Pupils friends teasing a pupil alone in elementary school

Team L&M

If your child is suffering from long-lasting depression like sleep dysfunction or you notice some changes in his/ her daily biological rhythms, it can be due to him/ her getting bullied.
A study has warned this and more after findings in an animal model showed that being bullied can have dramatic effects on sleep and other circadian rhythm-related functions. These symptoms are characteristic of clinical depression and other stress-induced mental illnesses in the long run.
For the study, the research team used mouse model — a smaller, younger mouse was paired with a larger, older, and more aggressive mouse, who bullies the former.
Detailed in the Journal of Neuroscience, the results showed the smaller mice showed many more bouts of paradoxical sleep, which resembles Rapid Eye Movement (REM) sleep in humans and when dreams occur and memories are strengthened, the type of sleep disruptions often seen in people with depression. These bullied mice showed a flattening of body temperature fluctuations, an effect seen in people with depression.

Stress is known to trigger psychiatric illnesses, including depression and Post Traumatic Stress Disorder (PTSD), and sleep is frequently affected in these conditions. The study also found some stress-related effects on circadian rhythms were short-lived while others were long-lasting. Identifying these changes and understanding their meaning was important in developing methods to counter the long-lasting effects of traumatic experiences on mental health.
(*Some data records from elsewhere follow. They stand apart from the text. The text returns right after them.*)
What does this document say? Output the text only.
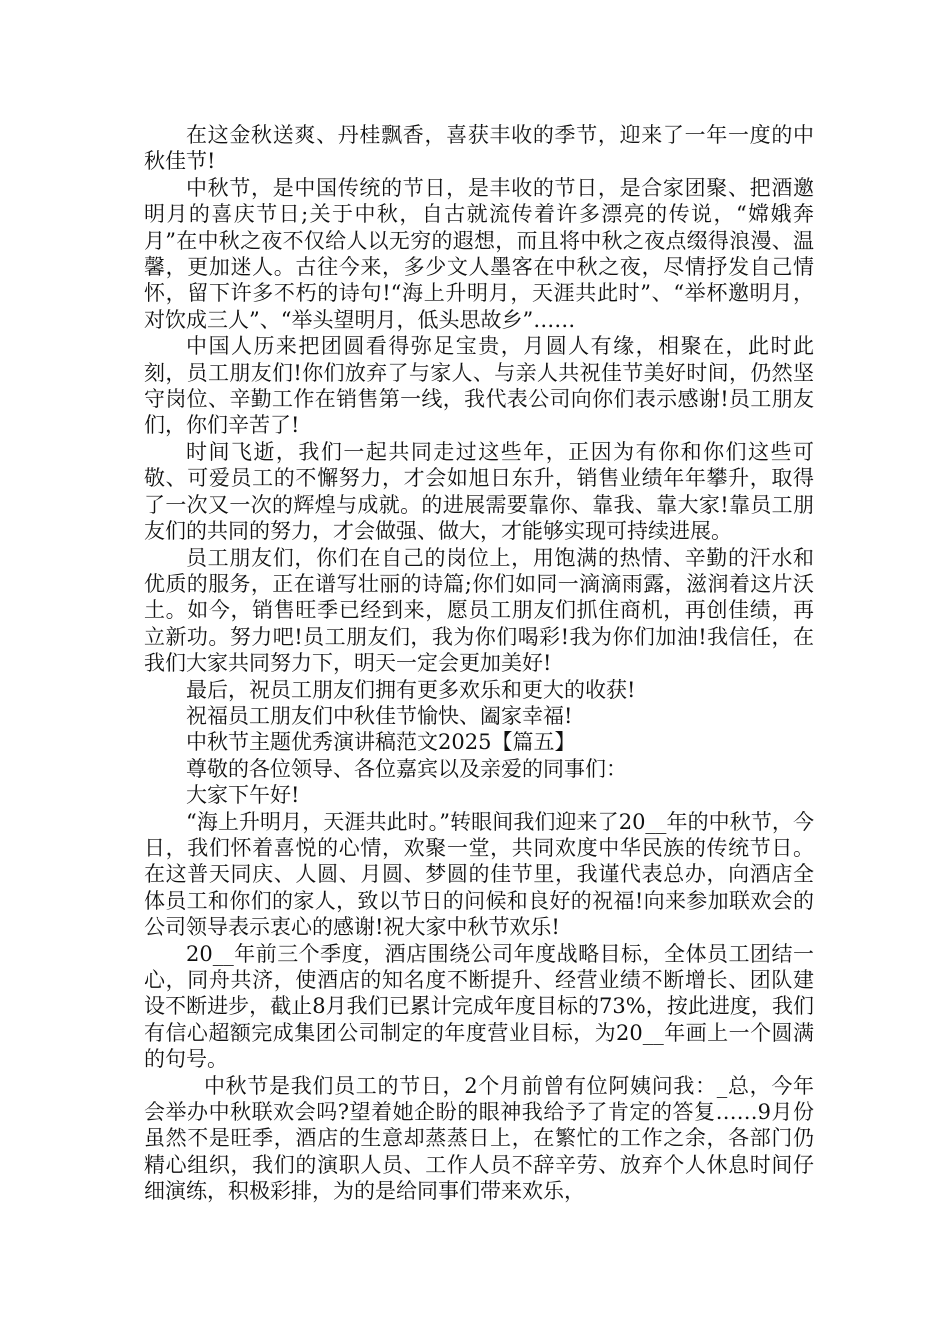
在这金秋送爽、丹桂飘香，喜获丰收的季节，迎来了一年一度的中秋佳节!

中秋节，是中国传统的节日，是丰收的节日，是合家团聚、把酒邀明月的喜庆节日;关于中秋，自古就流传着许多漂亮的传说，“嫦娥奔月”在中秋之夜不仅给人以无穷的遐想，而且将中秋之夜点缀得浪漫、温馨，更加迷人。古往今来，多少文人墨客在中秋之夜，尽情抒发自己情怀，留下许多不朽的诗句!“海上升明月，天涯共此时”、“举杯邀明月，对饮成三人”、“举头望明月，低头思故乡”……

中国人历来把团圆看得弥足宝贵，月圆人有缘，相聚在，此时此刻，员工朋友们!你们放弃了与家人、与亲人共祝佳节美好时间，仍然坚守岗位、辛勤工作在销售第一线，我代表公司向你们表示感谢!员工朋友们，你们辛苦了!

时间飞逝，我们一起共同走过这些年，正因为有你和你们这些可敬、可爱员工的不懈努力，才会如旭日东升，销售业绩年年攀升，取得了一次又一次的辉煌与成就。的进展需要靠你、靠我、靠大家!靠员工朋友们的共同的努力，才会做强、做大，才能够实现可持续进展。

员工朋友们，你们在自己的岗位上，用饱满的热情、辛勤的汗水和优质的服务，正在谱写壮丽的诗篇;你们如同一滴滴雨露，滋润着这片沃土。如今，销售旺季已经到来，愿员工朋友们抓住商机，再创佳绩，再立新功。努力吧!员工朋友们，我为你们喝彩!我为你们加油!我信任，在我们大家共同努力下，明天一定会更加美好!

最后，祝员工朋友们拥有更多欢乐和更大的收获!

祝福员工朋友们中秋佳节愉快、阖家幸福!

中秋节主题优秀演讲稿范文2025【篇五】

尊敬的各位领导、各位嘉宾以及亲爱的同事们：

大家下午好!

“海上升明月，天涯共此时。”转眼间我们迎来了20__年的中秋节，今日，我们怀着喜悦的心情，欢聚一堂，共同欢度中华民族的传统节日。在这普天同庆、人圆、月圆、梦圆的佳节里，我谨代表总办，向酒店全体员工和你们的家人，致以节日的问候和良好的祝福!向来参加联欢会的公司领导表示衷心的感谢!祝大家中秋节欢乐!

20__年前三个季度，酒店围绕公司年度战略目标，全体员工团结一心，同舟共济，使酒店的知名度不断提升、经营业绩不断增长、团队建设不断进步，截止8月我们已累计完成年度目标的73%，按此进度，我们有信心超额完成集团公司制定的年度营业目标，为20__年画上一个圆满的句号。

中秋节是我们员工的节日，2个月前曾有位阿姨问我：_总，今年会举办中秋联欢会吗?望着她企盼的眼神我给予了肯定的答复……9月份虽然不是旺季，酒店的生意却蒸蒸日上，在繁忙的工作之余，各部门仍精心组织，我们的演职人员、工作人员不辞辛劳、放弃个人休息时间仔细演练，积极彩排，为的是给同事们带来欢乐，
Both the sleep and body temperature changes persisted in smaller mice after they were removed from physically and emotionally threatening environment. This suggested the mice had developed similar symptoms to the ones in people with long-term depression. However, it may also be possible to mitigate these effects — both intensity and duration — with the use of an experimental class of drugs that can block stress, the researchers said.
If you get to know that your kid is getting bullied, at school or elsewhere, do this:

  1. Always tell your child to stay connected, either with you or with a faithful friend. Generally, bullies operate to make their victims feel alone and powerless.
  2. Teach your kid to take quick action against the bully as it is the best way to retain and gain power.
  3. Encourage your boy/ girl to respond without anger or fear and always maintain confidence.
  4. Connect with the school and make the teachers aware of the kid who is bullying your kid.
  5. Make sure the parents of the bully are informed. Meet them and inform them of their kid’s abnormal/ unusual behaviour.